Il n’y a rien désormais que je puisse faire. Le temps s’est affalé entre les tables, draguant dans sa langueur les souvenirs vers le large. Nous voilà tous les deux contraints à regarder au bout du ponton si nous y sommes encore, si quelque rêve peut absoudre le passé et nous y faire revenir. 
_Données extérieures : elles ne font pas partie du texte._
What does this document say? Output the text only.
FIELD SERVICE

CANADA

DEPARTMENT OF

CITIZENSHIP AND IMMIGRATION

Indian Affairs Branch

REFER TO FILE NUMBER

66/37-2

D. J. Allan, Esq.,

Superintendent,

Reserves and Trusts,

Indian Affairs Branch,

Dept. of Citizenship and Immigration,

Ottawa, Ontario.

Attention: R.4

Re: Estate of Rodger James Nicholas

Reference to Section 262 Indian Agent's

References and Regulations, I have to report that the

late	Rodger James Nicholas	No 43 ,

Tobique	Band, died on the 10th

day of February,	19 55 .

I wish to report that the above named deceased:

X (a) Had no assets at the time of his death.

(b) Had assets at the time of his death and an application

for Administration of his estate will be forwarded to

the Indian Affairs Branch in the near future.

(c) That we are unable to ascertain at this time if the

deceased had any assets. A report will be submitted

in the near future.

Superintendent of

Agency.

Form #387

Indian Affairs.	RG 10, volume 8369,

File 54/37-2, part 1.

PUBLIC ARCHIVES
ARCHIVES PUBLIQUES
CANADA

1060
Cet été là, tu portais en toi toute la dentelle du monde, une légèreté et une élégance si pures qu’elles semblaient à peine effleurer ta peau et dans le même temps, ce que je nomme dentelle ciselait à jamais des ombres dans mon âme. Rien ici dans cette allégorie de brodeuse ne considère ta beauté qu’il serait malvenu de détailler tant elle fut indéniablement reconnue par tous. Non, ce dont je veux te parler aujourd’hui alors que je suis près de la mer, assis à même le sol, sur le gazon humide, à l’exacte place où nous nous trouvions ce soir de juillet que tu ne peux pas avoir oublié, ce dont je souhaite te faire part ne se vit que ce jour-là : la marée basse qui s’éternisait comme si l’océan avait décidé de nous laisser toute la place, la trace de tes pieds sur le ponton qui malgré la chaleur accablante ne séchait pas, tes sauts de cabri sur les margelles de la piscine et tes jambes qui semblaient terminées par des pointes de danseuse, mais aussi et surtout, tes cris aiguës qui traçaient des courbes sur l’eau dès qu’un insecte en voulait à ta peau. Ta peau de dentelles, de toute la dentelle du monde. 

Un oracle que ce soir-là, malgré notre affaire sur le ponton. Mais n’en parlons plus. Ne parlons plus de cette dispute qui nous fit basculer mais qui paradoxalement maintenant me ramène à toi. N’en parlons plus, je m’efforce d’oublier ce mauvais moment comme j’ignore aujourd’hui tous ceux qui disent encore combien tu fus belle. Tu n’es pas partie ce soir-là, tu ne m’as pas laissé seul sur le ponton, à regarder le fond des eaux, à te chercher dans le ressac impétueux de l’océan ; et ce n’est pas parce que la trace de tes pieds a disparu, ni parce que je ne peux plus toucher ta peau de dentelles, et que ce soir la piscine est couverte d’insectes gisants, que tu es morte. Personne ne me le fera croire – j’ai pris le parti de te rêver.